▲	kingstnap 4 hours ago \| parent \| next [-]
		Its possibly label noise. But you can't tell from a single number. You would need to check to see if everyone is having mistakes on the same 20% or different 20%. If its the same 20% either those questions are really hard, or they are keyed incorrectly, or they aren't stated with enough context to actually solve the problem. It happens. Old MMLU non pro had a lot of wrong answers. Simple things like MNIST have digits labeled incorrect or drawn so badly its not even a digit anymore.
	▲	kenjackson 5 hours ago \| parent \| prev [-]
		Everyone is already at 80% for that one. Crazy that we were just at 50% with GPT-4o not that long ago.

▲

saberience 5 hours ago | parent | prev [-]

It's a useless meaningless benchmark though, it just got a catchy name, as in, if the models solve this it means they have "AGI", which is clearly rubbish.
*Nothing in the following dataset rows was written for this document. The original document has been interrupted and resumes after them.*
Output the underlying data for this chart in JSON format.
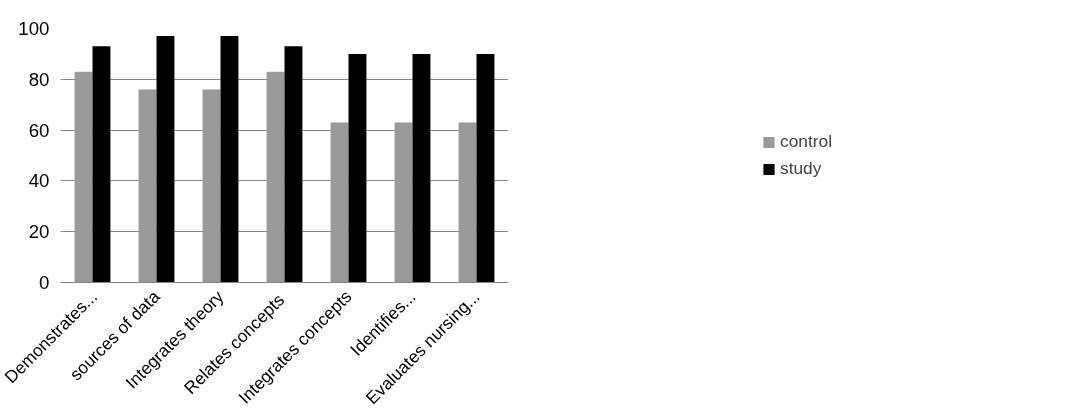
{
  "chart_data": {
    "type": "bar",
    "categories": [
      "Demonstrates...",
      "sources of data",
      "Integrates theory",
      "Relates  concepts",
      "Integrates concepts",
      "Identifies...",
      "Evaluates nursing..."
    ],
    "series": [
      {
        "name": "control",
        "color": "#9a9a9a",
        "values": [
          83,
          76,
          76,
          83,
          63,
          63,
          63
        ]
      },
      {
        "name": "study",
        "color": "#000000",
        "values": [
          93,
          97,
          97,
          93,
          90,
          90,
          90
        ]
      }
    ],
    "ylim": [
      0,
      100
    ],
    "yticks": [
      0,
      20,
      40,
      60,
      80,
      100
    ],
    "grid": "y",
    "legend": "right"
  }
}
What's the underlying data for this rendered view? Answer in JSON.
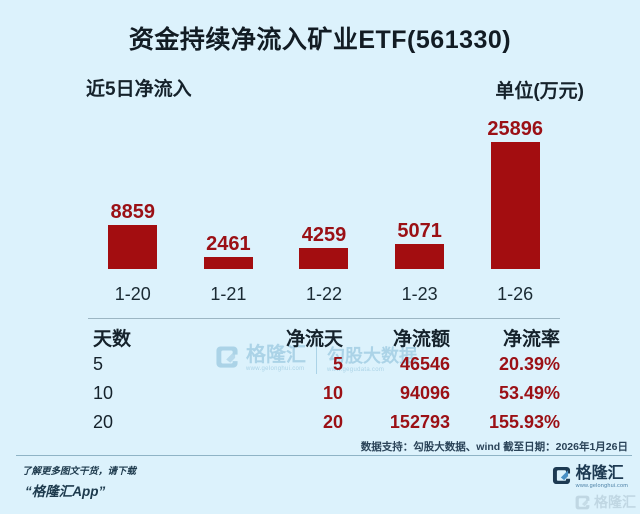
{
  "title": "资金持续净流入矿业ETF(561330)",
  "chart_header": {
    "left_label": "近5日净流入",
    "unit_label": "单位(万元)"
  },
  "chart_data": {
    "type": "bar",
    "title": "近5日净流入",
    "unit": "万元",
    "categories": [
      "1-20",
      "1-21",
      "1-22",
      "1-23",
      "1-26"
    ],
    "values": [
      8859,
      2461,
      4259,
      5071,
      25896
    ],
    "value_labels": [
      "8859",
      "2461",
      "4259",
      "5071",
      "25896"
    ],
    "ylim": [
      0,
      25896
    ],
    "bar_color": "#a30d10",
    "grid": false,
    "legend": false
  },
  "table": {
    "headers": [
      "天数",
      "净流天",
      "净流额",
      "净流率"
    ],
    "rows": [
      [
        "5",
        "5",
        "46546",
        "20.39%"
      ],
      [
        "10",
        "10",
        "94096",
        "53.49%"
      ],
      [
        "20",
        "20",
        "152793",
        "155.93%"
      ]
    ]
  },
  "watermark": {
    "brand": "格隆汇",
    "brand_url": "www.gelonghui.com",
    "partner": "勾股大数据",
    "partner_url": "www.gegudata.com"
  },
  "footer": {
    "source_note": "数据支持：勾股大数据、wind  截至日期：2026年1月26日",
    "promo_line1": "了解更多图文干货，请下载",
    "promo_line2": "“格隆汇App”",
    "brand": "格隆汇",
    "brand_url": "www.gelonghui.com"
  },
  "colors": {
    "background": "#dcf2fc",
    "bar": "#a30d10",
    "accent_red": "#9b1015",
    "dark_text": "#15222b",
    "divider": "#9cb6c3",
    "watermark_blue": "#a9d2e6",
    "logo_navy": "#1d3a52",
    "logo_arrow_blue": "#4a90c4"
  }
}
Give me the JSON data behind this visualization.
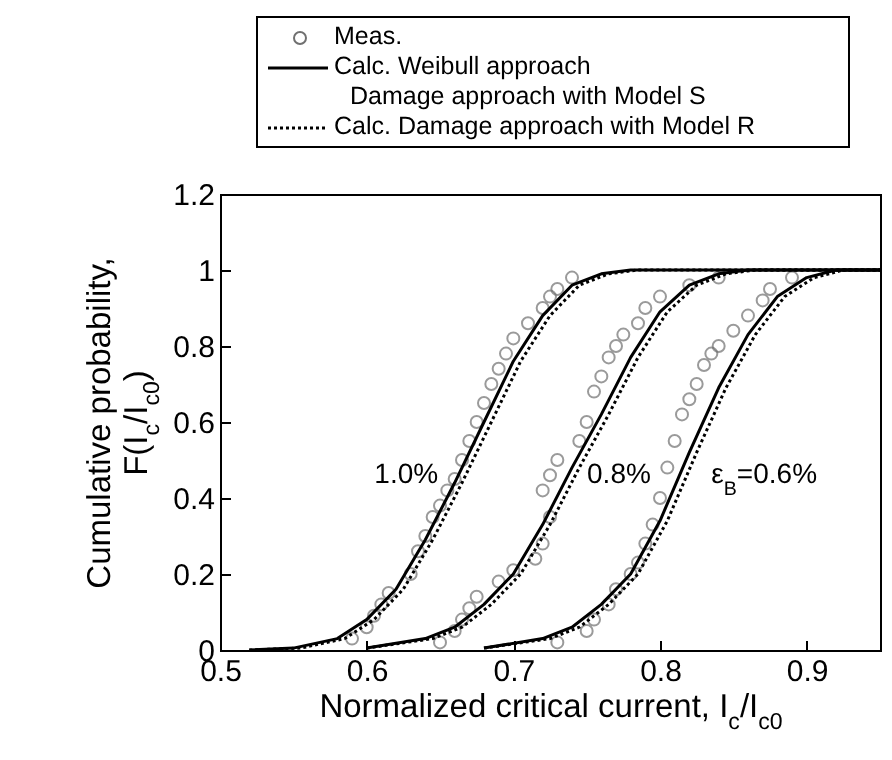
{
  "chart_data": {
    "type": "line",
    "xlabel": "Normalized critical current, I$_{c}$/I$_{c0}$",
    "ylabel": "Cumulative probability, F(I$_{c}$/I$_{c0}$)",
    "xlim": [
      0.5,
      0.95
    ],
    "xticks": [
      0.5,
      0.6,
      0.7,
      0.8,
      0.9
    ],
    "ylim": [
      0,
      1.2
    ],
    "yticks": [
      0,
      0.2,
      0.4,
      0.6,
      0.8,
      1,
      1.2
    ],
    "grid": false,
    "legend": "top",
    "series": [
      {
        "name": "Meas.",
        "type": "scatter",
        "marker": "circle",
        "color": "#707070",
        "x": [
          0.59,
          0.6,
          0.605,
          0.61,
          0.615,
          0.63,
          0.635,
          0.64,
          0.645,
          0.65,
          0.655,
          0.66,
          0.665,
          0.67,
          0.675,
          0.68,
          0.685,
          0.69,
          0.695,
          0.7,
          0.71,
          0.72,
          0.725,
          0.73,
          0.74,
          0.65,
          0.66,
          0.665,
          0.67,
          0.675,
          0.69,
          0.7,
          0.715,
          0.72,
          0.725,
          0.72,
          0.725,
          0.73,
          0.745,
          0.75,
          0.755,
          0.76,
          0.765,
          0.77,
          0.775,
          0.785,
          0.79,
          0.8,
          0.82,
          0.84,
          0.73,
          0.75,
          0.755,
          0.765,
          0.77,
          0.78,
          0.785,
          0.79,
          0.795,
          0.8,
          0.805,
          0.81,
          0.815,
          0.82,
          0.825,
          0.83,
          0.835,
          0.84,
          0.85,
          0.86,
          0.87,
          0.875,
          0.89
        ],
        "values": [
          0.03,
          0.06,
          0.09,
          0.12,
          0.15,
          0.2,
          0.26,
          0.3,
          0.35,
          0.38,
          0.42,
          0.45,
          0.5,
          0.55,
          0.6,
          0.65,
          0.7,
          0.74,
          0.78,
          0.82,
          0.86,
          0.9,
          0.93,
          0.95,
          0.98,
          0.02,
          0.05,
          0.08,
          0.11,
          0.14,
          0.18,
          0.21,
          0.24,
          0.28,
          0.35,
          0.42,
          0.46,
          0.5,
          0.55,
          0.6,
          0.68,
          0.72,
          0.77,
          0.8,
          0.83,
          0.86,
          0.9,
          0.93,
          0.96,
          0.98,
          0.02,
          0.05,
          0.08,
          0.12,
          0.16,
          0.2,
          0.23,
          0.28,
          0.33,
          0.4,
          0.48,
          0.55,
          0.62,
          0.66,
          0.7,
          0.75,
          0.78,
          0.8,
          0.84,
          0.88,
          0.92,
          0.95,
          0.98
        ]
      },
      {
        "name": "Calc. Weibull approach",
        "type": "line",
        "line_style": "solid",
        "color": "#000000",
        "x": [
          0.52,
          0.55,
          0.58,
          0.6,
          0.62,
          0.64,
          0.66,
          0.68,
          0.7,
          0.72,
          0.74,
          0.76,
          0.78,
          0.95
        ],
        "values": [
          0,
          0.005,
          0.03,
          0.08,
          0.16,
          0.29,
          0.44,
          0.6,
          0.76,
          0.88,
          0.96,
          0.99,
          1,
          1
        ]
      },
      {
        "type": "line",
        "line_style": "solid",
        "color": "#000000",
        "x": [
          0.6,
          0.64,
          0.66,
          0.68,
          0.7,
          0.72,
          0.74,
          0.76,
          0.78,
          0.8,
          0.82,
          0.84,
          0.86,
          0.95
        ],
        "values": [
          0.005,
          0.03,
          0.06,
          0.12,
          0.2,
          0.33,
          0.48,
          0.62,
          0.77,
          0.89,
          0.96,
          0.99,
          1,
          1
        ]
      },
      {
        "type": "line",
        "line_style": "solid",
        "color": "#000000",
        "x": [
          0.68,
          0.72,
          0.74,
          0.76,
          0.78,
          0.8,
          0.82,
          0.84,
          0.86,
          0.88,
          0.9,
          0.92,
          0.95
        ],
        "values": [
          0.005,
          0.03,
          0.06,
          0.12,
          0.2,
          0.34,
          0.52,
          0.69,
          0.83,
          0.93,
          0.98,
          1,
          1
        ]
      },
      {
        "name": "Calc. Damage approach with Model R",
        "type": "line",
        "line_style": "dotted",
        "color": "#000000",
        "x": [
          0.52,
          0.555,
          0.585,
          0.605,
          0.625,
          0.645,
          0.665,
          0.685,
          0.705,
          0.725,
          0.745,
          0.765,
          0.785,
          0.95
        ],
        "values": [
          0,
          0.005,
          0.03,
          0.08,
          0.16,
          0.29,
          0.44,
          0.6,
          0.76,
          0.88,
          0.96,
          0.99,
          1,
          1
        ]
      },
      {
        "type": "line",
        "line_style": "dotted",
        "color": "#000000",
        "x": [
          0.6,
          0.645,
          0.665,
          0.685,
          0.705,
          0.725,
          0.745,
          0.765,
          0.785,
          0.805,
          0.825,
          0.845,
          0.865,
          0.95
        ],
        "values": [
          0.005,
          0.03,
          0.06,
          0.12,
          0.2,
          0.33,
          0.48,
          0.62,
          0.77,
          0.89,
          0.96,
          0.99,
          1,
          1
        ]
      },
      {
        "type": "line",
        "line_style": "dotted",
        "color": "#000000",
        "x": [
          0.68,
          0.725,
          0.745,
          0.765,
          0.785,
          0.805,
          0.825,
          0.845,
          0.865,
          0.885,
          0.905,
          0.925,
          0.95
        ],
        "values": [
          0.005,
          0.03,
          0.06,
          0.12,
          0.2,
          0.34,
          0.52,
          0.69,
          0.83,
          0.93,
          0.98,
          1,
          1
        ]
      }
    ],
    "annotations": [
      "1.0%",
      "0.8%",
      "ε$_{B}$=0.6%",
      "Damage approach with Model S"
    ]
  }
}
Arc-AGI score isn't correlated with anything useful.

▲

Legend2440 3 hours ago | parent | next [-]

It's correlated with the ability to solve logic puzzles.

It's also interesting because it's very very hard for base LLMs, even if you try to "cheat" by training on millions of ARC-like problems. Reasoning LLMs show genuine improvement on this type of problem.

▲

HDThoreaun 22 minutes ago | parent | prev | next [-]
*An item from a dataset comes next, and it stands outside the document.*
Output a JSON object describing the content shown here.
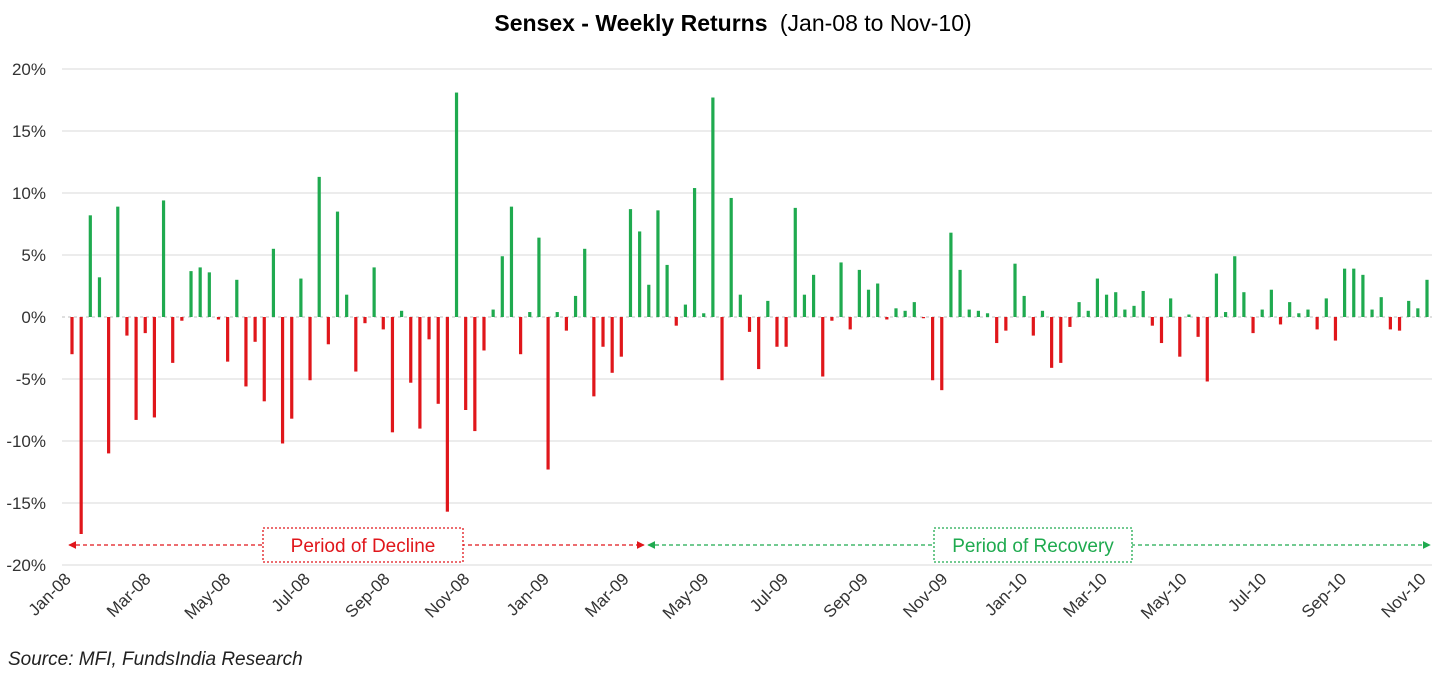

ARC-AGI 2 is an IQ test. IQ tests have been shown over and over to have predictive power in humans. People who score well on them tend to be more successful

▲

jabedude 5 hours ago | parent | prev [-]

how would we actually objectively measure a model to see if it is AGI if not with benchmarks like arc-AGI?

	▲	WarmWash 4 hours ago \| parent [-]
		Give it a prompt like >can u make the progm for helps that with what in need for shpping good cheap products that will display them on screen and have me let the best one to get so that i can quickly hav it at home And get back an automatic coupon code app like the user actually wanted.